El marco institucional español dista mucho de ser perfecto, pero ha logrado colocarse entre los más sólidos del mundo. En clave de seguridad, la amenaza terrorista de ETA ha sido derrotada con la ley en la mano y las tasas de criminalidad se sitúan entre las más bajas del mundo. En clave económica, el PIB per cápita ha pasado de US$ 3.200 a 25.800 y, pese a la Gran Recesión, España se ha consolidado como uno de los países más prósperos del mundo. En clave social, la calidad de vida del país ibérico está avalada por todos los indicadores de desarrollo humano.
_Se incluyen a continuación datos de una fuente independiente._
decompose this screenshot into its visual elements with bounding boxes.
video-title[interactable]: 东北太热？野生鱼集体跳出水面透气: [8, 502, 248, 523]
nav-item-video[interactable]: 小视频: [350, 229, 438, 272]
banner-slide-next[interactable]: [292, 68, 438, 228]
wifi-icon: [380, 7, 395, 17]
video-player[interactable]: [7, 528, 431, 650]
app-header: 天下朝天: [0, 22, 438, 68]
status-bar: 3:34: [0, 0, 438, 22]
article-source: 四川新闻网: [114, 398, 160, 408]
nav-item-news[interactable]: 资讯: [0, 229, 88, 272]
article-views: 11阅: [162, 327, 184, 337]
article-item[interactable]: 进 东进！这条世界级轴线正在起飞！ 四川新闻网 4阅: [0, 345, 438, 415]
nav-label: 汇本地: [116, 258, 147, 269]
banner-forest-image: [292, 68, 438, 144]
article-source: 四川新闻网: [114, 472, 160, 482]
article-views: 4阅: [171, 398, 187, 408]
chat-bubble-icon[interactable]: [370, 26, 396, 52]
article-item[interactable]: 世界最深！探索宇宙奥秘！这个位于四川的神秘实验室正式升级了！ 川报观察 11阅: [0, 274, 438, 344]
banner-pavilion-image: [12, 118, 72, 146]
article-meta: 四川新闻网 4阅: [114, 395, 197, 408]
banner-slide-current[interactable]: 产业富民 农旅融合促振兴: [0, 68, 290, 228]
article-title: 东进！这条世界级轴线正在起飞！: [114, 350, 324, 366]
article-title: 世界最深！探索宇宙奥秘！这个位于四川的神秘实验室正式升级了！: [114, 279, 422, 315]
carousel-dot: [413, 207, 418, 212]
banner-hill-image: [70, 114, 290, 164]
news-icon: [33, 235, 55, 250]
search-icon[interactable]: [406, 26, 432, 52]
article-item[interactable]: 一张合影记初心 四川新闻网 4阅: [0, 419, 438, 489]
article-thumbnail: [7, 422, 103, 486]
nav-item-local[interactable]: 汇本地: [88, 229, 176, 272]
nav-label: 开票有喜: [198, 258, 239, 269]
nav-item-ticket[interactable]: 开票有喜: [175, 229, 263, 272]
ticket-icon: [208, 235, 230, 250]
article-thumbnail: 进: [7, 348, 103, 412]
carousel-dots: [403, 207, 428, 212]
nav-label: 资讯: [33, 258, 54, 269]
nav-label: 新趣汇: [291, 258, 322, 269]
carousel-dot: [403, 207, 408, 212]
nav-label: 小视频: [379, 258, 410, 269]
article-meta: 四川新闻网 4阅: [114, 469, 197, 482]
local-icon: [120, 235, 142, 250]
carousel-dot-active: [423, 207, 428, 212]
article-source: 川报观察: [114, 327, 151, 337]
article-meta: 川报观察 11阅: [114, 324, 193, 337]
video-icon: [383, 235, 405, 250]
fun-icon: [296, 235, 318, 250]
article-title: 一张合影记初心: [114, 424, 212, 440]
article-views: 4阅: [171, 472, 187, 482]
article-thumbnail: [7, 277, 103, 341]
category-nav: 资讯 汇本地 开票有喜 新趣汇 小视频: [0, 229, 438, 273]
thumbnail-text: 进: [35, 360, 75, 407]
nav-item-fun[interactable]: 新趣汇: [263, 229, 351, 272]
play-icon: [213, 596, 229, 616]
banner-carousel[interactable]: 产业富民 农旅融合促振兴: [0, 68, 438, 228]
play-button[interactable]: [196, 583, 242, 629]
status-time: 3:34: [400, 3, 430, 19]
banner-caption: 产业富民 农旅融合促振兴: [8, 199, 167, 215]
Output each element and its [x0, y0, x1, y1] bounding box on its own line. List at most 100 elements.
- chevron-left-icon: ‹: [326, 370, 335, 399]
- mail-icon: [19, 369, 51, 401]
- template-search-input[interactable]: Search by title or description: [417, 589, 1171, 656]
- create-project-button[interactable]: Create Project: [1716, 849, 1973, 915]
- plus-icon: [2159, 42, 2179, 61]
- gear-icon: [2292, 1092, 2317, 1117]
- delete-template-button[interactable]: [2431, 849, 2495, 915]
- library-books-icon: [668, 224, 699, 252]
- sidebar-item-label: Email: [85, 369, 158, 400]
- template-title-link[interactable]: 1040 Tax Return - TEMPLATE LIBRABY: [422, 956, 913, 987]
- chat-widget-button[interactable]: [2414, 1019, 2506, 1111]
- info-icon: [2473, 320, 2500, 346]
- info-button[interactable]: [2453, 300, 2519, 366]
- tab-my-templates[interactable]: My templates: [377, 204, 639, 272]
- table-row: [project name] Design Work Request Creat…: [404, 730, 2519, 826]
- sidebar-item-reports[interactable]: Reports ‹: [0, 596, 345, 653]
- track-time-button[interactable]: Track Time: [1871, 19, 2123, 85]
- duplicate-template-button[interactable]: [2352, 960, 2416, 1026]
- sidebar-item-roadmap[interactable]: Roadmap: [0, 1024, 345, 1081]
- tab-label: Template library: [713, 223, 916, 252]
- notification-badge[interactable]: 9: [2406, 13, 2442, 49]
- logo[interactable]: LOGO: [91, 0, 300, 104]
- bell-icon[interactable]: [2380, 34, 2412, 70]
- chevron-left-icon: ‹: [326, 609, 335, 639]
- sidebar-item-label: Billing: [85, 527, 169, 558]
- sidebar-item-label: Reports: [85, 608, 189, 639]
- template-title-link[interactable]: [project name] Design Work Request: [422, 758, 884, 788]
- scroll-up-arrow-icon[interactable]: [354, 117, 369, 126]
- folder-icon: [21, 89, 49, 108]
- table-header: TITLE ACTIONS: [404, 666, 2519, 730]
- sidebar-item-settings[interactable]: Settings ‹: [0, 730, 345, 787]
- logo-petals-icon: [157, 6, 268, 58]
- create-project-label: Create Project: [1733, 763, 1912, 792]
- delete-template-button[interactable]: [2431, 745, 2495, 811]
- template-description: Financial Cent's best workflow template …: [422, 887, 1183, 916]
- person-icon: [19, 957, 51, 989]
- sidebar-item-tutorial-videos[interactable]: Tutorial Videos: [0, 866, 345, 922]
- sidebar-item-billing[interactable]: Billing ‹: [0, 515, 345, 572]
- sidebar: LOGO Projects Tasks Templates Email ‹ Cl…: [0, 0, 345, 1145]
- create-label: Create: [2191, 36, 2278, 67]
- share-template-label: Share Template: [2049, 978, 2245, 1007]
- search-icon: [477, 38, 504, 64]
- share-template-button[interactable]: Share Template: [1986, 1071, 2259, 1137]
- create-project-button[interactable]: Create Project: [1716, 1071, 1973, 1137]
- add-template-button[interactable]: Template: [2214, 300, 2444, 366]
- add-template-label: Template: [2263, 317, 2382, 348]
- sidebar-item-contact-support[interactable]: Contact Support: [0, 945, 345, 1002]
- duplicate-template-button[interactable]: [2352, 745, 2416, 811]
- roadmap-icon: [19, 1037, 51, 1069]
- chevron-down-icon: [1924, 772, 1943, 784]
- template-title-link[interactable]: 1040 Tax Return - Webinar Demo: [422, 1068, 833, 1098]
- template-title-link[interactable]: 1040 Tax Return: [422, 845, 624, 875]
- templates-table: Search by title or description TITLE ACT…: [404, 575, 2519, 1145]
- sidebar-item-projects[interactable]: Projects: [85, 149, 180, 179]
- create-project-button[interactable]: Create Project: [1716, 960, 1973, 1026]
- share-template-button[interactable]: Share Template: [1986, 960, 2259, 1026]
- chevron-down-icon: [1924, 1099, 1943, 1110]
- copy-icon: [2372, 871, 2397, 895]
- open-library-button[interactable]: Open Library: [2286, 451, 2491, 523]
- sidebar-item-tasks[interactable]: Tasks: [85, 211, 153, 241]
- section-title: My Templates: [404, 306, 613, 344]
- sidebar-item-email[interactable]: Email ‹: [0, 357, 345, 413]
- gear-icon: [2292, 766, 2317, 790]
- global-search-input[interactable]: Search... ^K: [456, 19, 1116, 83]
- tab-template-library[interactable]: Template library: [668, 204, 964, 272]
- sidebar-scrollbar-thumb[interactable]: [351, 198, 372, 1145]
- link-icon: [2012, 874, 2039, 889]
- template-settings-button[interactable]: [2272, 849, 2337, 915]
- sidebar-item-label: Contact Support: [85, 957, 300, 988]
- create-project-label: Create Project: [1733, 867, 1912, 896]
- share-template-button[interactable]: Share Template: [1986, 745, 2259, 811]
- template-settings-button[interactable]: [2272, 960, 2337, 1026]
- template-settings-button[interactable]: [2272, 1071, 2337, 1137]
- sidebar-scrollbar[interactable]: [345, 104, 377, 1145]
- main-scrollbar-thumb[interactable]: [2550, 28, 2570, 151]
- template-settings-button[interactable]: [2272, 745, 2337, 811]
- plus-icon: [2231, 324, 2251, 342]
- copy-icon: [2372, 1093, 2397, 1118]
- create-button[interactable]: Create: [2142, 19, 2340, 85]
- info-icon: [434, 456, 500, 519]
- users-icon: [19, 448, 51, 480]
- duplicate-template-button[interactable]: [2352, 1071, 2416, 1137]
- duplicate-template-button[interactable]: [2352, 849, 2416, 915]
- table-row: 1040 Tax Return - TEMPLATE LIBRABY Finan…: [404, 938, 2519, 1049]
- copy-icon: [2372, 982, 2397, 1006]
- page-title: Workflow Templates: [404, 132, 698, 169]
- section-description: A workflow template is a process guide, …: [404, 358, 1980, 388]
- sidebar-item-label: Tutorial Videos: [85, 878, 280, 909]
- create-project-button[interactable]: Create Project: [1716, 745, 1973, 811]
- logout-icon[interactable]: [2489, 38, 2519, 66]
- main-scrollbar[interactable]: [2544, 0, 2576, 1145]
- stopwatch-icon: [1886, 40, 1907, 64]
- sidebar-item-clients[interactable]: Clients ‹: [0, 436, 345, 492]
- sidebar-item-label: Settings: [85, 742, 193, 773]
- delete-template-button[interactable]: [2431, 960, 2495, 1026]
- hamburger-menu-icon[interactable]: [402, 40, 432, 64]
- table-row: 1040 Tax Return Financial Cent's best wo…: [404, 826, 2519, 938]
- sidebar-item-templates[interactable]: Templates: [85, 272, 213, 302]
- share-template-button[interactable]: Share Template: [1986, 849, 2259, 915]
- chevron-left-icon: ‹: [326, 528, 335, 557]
Las últimas cuatro décadas también han servido, eso sí, para sacar a la luz las enfermedades crónicas del sistema político español. Por un lado está la lentitud de la Justicia, que está enquistado las investigaciones sobre corrupción y generando una creciente frustración entre los ciudadanos. Por otro lado, están las tensiones territoriales, que han ido a menos en País Vasco pero han cobrado fuerza en Cataluña. Finalmente, el excesivo radicalismo exhibido por la izquierda política y social en los últimos años ha terminado dando como fruto la irrupción de Podemos y el giro del PSOE hacia postulados alejados del centro político.
Pero, con todo, la experiencia de los últimos cuarenta años ha sido satisfactoria y, en consecuencia, debe ser valorada como un ejemplo a seguir por aquellos países que buscan transformar sus instituciones y asentar las bases para un modelo efectivo de democracia y prosperidad.